Am 08.06.2020 übermittelte die Auftraggeberin an die Antragstellerin betreffend die Lose 4 und 8 die hier gegenständlichen Entscheidungen, mit welchem Unternehmer die Rahmenvereinbarung abgeschlossen werden soll.

Die Auftraggeberin hat das Vergabeverfahren weder widerrufen noch den Zuschlag erteilt.

Die Antragstellerin bezahlte die entsprechenden Pauschalgebühren.

2. Beweiswürdigung:

Der Sachverhalt ergibt sich schlüssig aus dem Verfahrensakt bzw. den Stellungnahmen der Parteien. Bei der Beweiswürdigung haben sich gegen die Echtheit und Richtigkeit der Vergabeunterlagen der Auftraggeberin keine Bedenken ergeben.


3. Rechtliche Beurteilung:

3.1.    Anzuwendendes Recht:

3.1.1.  § 28 Abs 1 VwGVG („Erkenntnisse“), BGBl I Nr 33/2013, lautet wie folgt:

„§ 28. (1) Sofern die Beschwerde nicht zurückzuweisen oder das Verfahren einzustellen ist, hat das Verwaltungsgericht die Rechtssache durch Erkenntnis zu erledigen.

[…]“

§ 31 Abs 1 VwGVG („Beschlüsse“) ordnet Folgendes an:

„§ 31. (1) Soweit nicht ein Erkenntnis zu fällen ist, erfolgen die Entscheidungen und Anordnungen durch Beschluss.

[…]“

3.1.2.  Der 4. Teil des BVergG 2018, der die Bestimmungen über den Rechtsschutz vor dem Bundesverwaltungsgericht enthält, geht als lex specialis den Bestimmungen des VwGVG vor. Die einschlägigen Bestimmungen des Bundesgesetzes über die Vergabe von Aufträgen (Bundesvergabegesetz2018 – BVergG 2018), BGBl I 2018/65, lauten:

„4. Teil

Rechtsschutz vor dem Bundesverwaltungsgericht

1. Hauptstück

Zuständigkeit, fachkundige Laienrichter, Ausschluss und Ablehnung

Zuständigkeit des Bundesverwaltungsgerichtes

§ 327. Das Bundesverwaltungsgericht ist zuständig zur Entscheidung über Anträge wegen Rechtswidrigkeit eines Verhaltens eines Auftraggebers in den Angelegenheiten des öffentlichen Auftragswesens, soweit es sich um Auftraggeber handelt, die gemäß Art. 14b Abs. 2 Z 1 B-VG in den Vollziehungsbereich des Bundes fallen.
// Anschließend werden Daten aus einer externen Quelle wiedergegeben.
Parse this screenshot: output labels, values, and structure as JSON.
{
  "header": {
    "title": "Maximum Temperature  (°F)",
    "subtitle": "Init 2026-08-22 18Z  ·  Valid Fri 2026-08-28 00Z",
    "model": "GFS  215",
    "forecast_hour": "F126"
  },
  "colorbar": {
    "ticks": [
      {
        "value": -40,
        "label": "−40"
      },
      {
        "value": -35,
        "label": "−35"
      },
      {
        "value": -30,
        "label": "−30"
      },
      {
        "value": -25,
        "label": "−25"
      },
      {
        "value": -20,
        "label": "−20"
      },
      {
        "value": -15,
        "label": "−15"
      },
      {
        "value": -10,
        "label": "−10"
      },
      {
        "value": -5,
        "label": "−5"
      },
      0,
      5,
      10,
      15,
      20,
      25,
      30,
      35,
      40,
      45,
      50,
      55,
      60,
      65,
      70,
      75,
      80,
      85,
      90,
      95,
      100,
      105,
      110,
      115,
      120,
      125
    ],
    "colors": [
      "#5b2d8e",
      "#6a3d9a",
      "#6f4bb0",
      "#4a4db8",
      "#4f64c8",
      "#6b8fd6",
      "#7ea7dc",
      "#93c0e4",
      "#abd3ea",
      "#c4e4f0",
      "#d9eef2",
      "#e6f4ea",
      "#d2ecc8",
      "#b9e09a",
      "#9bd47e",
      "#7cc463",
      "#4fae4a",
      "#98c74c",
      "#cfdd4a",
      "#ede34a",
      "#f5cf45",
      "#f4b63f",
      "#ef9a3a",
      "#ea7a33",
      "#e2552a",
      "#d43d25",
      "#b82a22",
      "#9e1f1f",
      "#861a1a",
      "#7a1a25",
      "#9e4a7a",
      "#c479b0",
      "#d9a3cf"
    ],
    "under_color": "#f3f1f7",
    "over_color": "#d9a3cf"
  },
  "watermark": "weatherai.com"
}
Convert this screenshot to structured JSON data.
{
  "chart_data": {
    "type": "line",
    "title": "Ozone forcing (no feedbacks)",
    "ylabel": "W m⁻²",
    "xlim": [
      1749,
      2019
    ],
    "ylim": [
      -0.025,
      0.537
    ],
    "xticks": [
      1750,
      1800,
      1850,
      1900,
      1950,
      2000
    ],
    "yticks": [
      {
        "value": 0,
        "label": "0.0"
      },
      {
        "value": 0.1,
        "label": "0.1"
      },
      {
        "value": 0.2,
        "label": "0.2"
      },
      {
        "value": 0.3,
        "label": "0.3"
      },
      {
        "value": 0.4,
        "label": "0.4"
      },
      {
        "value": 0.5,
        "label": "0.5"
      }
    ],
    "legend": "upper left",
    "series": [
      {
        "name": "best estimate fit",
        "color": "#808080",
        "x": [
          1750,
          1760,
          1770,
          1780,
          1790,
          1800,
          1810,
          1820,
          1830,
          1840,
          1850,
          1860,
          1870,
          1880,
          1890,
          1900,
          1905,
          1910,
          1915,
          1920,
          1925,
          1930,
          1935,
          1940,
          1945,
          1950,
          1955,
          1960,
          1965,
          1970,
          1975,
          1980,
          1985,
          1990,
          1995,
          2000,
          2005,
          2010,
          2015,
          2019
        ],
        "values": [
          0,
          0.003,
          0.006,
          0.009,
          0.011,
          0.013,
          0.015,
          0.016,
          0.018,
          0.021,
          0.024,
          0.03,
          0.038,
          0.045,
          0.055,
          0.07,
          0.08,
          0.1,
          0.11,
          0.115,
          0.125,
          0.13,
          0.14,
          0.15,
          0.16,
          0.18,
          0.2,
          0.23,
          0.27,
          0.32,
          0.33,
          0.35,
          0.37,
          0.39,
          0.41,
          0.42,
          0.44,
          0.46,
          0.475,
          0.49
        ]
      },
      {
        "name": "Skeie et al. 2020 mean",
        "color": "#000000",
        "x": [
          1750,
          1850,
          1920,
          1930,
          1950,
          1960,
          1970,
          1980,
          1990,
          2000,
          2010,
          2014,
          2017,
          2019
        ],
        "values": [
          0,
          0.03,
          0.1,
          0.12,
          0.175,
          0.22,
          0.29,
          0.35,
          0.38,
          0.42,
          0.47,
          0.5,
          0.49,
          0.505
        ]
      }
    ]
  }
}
Senatszuständigkeit und -zusammensetzung

§ 328. (1) Das Bundesverwaltungsgericht entscheidet in den Angelegenheiten des § 327, soweit es sich nicht um die Entscheidung über einen Antrag auf Bewilligung der Verfahrenshilfe für die Einbringung eines Feststellungsantrags, über einen Antrag auf Erlassung einer einstweiligen Verfügung, die Entscheidung über den Gebührenersatz oder die Entscheidung über eine Verfahrenseinstellung nach Zurückziehung eines Nachprüfungs- oder Feststellungsantrages handelt, in Senaten.

[…]

2. Hauptstück

Besondere Bestimmungen über das Verfahren des Bundesverwaltungsgerichtes

1. Abschnitt

Allgemeine Bestimmungen

Anzuwendendes Verfahrensrecht

§ 333. Soweit in diesem Bundesgesetz und im Verwaltungsgerichtsverfahrensgesetz – VwGVG, BGBl. I Nr. 33/2013, nichts anderes bestimmt ist, sind die Bestimmungen des AVG mit Ausnahme der §§ 1 bis 5 sowie des IV. Teiles in den Verfahren vor dem Bundesverwaltungsgericht nach diesem Bundesgesetz sinngemäß anzuwenden.

Zuständigkeit

§ 334. (1) Das Bundesverwaltungsgericht entscheidet nach Maßgabe der Bestimmungen dieses Abschnittes über Anträge zur Durchführung von Nachprüfungsverfahren (2. Abschnitt), zur Erlassung einstweiliger Verfügungen (3. Abschnitt) und zur Durchführung von Feststellungsverfahren (4. Abschnitt). Derartige Anträge sind unmittelbar beim Bundesverwaltungsgericht einzubringen.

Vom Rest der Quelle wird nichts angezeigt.